Department of Biochemistry and Biophysics, National Bioinformatics Infrastructure Sweden, Science for Life Laboratory, Stockholm University, Solna, Sweden.
Department of Cell and Molecular Biology, National Bioinformatics Infrastructure Sweden, Science for Life Laboratory, Uppsala University, Uppsala, Sweden.
BMC Bioinformatics. 2022 Jun 13;23(1):228. doi: 10.1186/s12859-022-04757-0.

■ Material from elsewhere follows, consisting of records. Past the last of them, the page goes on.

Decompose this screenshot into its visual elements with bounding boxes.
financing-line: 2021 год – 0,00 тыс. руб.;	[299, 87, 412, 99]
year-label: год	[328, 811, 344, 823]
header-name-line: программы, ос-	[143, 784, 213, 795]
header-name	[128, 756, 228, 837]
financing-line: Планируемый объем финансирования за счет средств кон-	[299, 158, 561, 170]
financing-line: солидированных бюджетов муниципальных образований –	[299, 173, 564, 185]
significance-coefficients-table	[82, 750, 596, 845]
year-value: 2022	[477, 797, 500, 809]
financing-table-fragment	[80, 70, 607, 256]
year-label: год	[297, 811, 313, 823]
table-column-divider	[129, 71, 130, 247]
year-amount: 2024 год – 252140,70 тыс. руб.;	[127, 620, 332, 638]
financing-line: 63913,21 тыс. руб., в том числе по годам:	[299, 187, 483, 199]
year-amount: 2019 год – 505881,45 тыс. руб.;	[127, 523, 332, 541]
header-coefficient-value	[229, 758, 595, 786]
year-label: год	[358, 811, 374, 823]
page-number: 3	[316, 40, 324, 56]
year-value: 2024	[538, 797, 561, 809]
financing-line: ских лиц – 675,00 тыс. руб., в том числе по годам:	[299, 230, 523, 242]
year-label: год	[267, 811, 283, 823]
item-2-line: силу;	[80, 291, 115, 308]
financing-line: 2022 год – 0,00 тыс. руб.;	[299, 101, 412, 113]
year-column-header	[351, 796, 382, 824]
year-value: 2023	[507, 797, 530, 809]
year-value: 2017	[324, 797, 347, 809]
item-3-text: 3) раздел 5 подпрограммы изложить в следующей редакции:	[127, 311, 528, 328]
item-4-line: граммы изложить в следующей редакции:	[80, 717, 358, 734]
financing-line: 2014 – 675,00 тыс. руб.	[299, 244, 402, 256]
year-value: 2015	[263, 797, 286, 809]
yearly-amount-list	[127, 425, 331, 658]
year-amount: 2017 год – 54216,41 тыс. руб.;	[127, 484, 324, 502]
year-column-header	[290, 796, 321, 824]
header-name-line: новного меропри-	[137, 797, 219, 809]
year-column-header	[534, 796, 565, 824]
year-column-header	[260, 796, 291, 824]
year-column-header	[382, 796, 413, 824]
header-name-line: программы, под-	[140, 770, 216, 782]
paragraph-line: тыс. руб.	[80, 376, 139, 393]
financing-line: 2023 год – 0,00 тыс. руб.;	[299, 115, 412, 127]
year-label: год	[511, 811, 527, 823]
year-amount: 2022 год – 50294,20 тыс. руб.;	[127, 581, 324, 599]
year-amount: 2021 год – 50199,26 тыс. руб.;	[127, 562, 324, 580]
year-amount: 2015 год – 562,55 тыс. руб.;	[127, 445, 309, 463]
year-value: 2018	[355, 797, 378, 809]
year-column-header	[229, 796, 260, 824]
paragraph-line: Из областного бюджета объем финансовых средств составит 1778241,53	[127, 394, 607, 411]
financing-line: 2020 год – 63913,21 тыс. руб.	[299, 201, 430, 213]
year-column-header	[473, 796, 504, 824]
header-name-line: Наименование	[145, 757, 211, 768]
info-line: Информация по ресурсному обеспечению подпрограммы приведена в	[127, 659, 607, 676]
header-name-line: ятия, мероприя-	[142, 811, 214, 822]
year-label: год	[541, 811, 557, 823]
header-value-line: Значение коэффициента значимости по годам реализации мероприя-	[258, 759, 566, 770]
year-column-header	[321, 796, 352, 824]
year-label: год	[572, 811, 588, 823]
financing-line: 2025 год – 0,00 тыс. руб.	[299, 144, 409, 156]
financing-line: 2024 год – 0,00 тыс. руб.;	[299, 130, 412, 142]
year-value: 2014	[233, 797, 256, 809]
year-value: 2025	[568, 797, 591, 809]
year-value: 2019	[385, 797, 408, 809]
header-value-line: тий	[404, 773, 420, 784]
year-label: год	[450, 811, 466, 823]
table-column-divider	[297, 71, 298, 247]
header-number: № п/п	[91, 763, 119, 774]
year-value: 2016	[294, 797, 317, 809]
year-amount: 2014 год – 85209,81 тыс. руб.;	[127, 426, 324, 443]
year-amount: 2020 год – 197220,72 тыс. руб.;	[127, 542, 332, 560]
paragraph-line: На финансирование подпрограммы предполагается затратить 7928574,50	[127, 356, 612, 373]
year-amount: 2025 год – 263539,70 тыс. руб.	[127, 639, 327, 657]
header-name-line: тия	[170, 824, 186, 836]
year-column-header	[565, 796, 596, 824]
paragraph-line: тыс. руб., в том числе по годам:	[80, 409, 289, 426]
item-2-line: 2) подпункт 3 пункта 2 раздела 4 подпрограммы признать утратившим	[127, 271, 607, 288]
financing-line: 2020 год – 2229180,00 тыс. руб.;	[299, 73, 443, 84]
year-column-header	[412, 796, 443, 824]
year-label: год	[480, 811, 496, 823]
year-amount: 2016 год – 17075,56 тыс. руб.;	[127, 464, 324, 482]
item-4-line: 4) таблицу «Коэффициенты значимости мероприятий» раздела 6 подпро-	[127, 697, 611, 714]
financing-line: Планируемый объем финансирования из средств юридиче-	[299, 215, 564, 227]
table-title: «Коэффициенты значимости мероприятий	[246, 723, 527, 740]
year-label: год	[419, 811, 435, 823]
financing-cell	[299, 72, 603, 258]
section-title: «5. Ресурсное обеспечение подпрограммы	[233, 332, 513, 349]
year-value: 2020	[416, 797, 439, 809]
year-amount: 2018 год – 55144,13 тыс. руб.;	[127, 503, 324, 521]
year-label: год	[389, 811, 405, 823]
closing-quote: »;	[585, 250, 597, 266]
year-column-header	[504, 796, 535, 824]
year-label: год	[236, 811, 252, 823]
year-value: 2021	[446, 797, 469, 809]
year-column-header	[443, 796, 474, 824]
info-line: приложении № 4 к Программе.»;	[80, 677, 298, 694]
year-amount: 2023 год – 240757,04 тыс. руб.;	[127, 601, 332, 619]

Many wild species have suffered drastic population size declines over the past centuries, which have led to 'genomic erosion' processes characterized by reduced genetic diversity, increased inbreeding, and accumulation of harmful mutations. Yet, genomic erosion estimates of modern-day populations often lack concordance with dwindling population sizes and conservation status of threatened species. One way to directly quantify the genomic consequences of population declines is to compare genome-wide data from pre-decline museum samples and modern samples. However, doing so requires computational data processing and analysis tools specifically adapted to comparative analyses of degraded, ancient or historical, DNA data with modern DNA data as well as personnel trained to perform such analyses.
Here, we present a highly flexible, scalable, and modular pipeline to compare patterns of genomic erosion using samples from disparate time periods. The GenErode pipeline uses state-of-the-art bioinformatics tools to simultaneously process whole-genome re-sequencing data from ancient/historical and modern samples, and to produce comparable estimates of several genomic erosion indices. No programming knowledge is required to run the pipeline and all bioinformatic steps are well-documented, making the pipeline accessible to users with different backgrounds. GenErode is written in Snakemake and Python3 and uses Conda and Singularity containers to achieve reproducibility on high-performance compute clusters. The source code is freely available on GitHub ( https://github.com/NBISweden/GenErode ).
GenErode is a user-friendly and reproducible pipeline that enables the standardization of genomic erosion indices from temporally sampled whole genome re-sequencing data.
在过去的几个世纪里,许多野生物种的种群数量急剧减少,导致了“基因组侵蚀”过程,其特征是遗传多样性减少、近亲繁殖增加和有害突变积累。然而,现代种群的基因组侵蚀估计往往与濒危物种的种群减少和保护状况缺乏一致性。一种直接量化种群减少对基因组影响的方法是比较衰退前博物馆样本和现代样本的全基因组数据。然而,这样做需要专门用于比较降解、古老或历史 DNA 数据与现代 DNA 数据的计算数据处理和分析工具,以及受过执行此类分析培训的人员。
在这里,我们提出了一个高度灵活、可扩展和模块化的管道,用于使用来自不同时期的样本比较基因组侵蚀模式。GenErode 管道使用最先进的生物信息学工具,同时处理来自古代/历史和现代样本的全基因组重测序数据,并生成几个基因组侵蚀指数的可比估计值。运行管道不需要编程知识,并且所有生物信息学步骤都有详细的文档记录,这使得不同背景的用户都可以使用该管道。GenErode 是用 Snakemake 和 Python3 编写的,并使用 Conda 和 Singularity 容器在高性能计算集群上实现可重复性。源代码可在 GitHub 上免费获得(https://github.com/NBISweden/GenErode)。
GenErode 是一个用户友好且可重复的管道,它能够标准化来自时间采样的全基因组重测序数据的基因组侵蚀指数。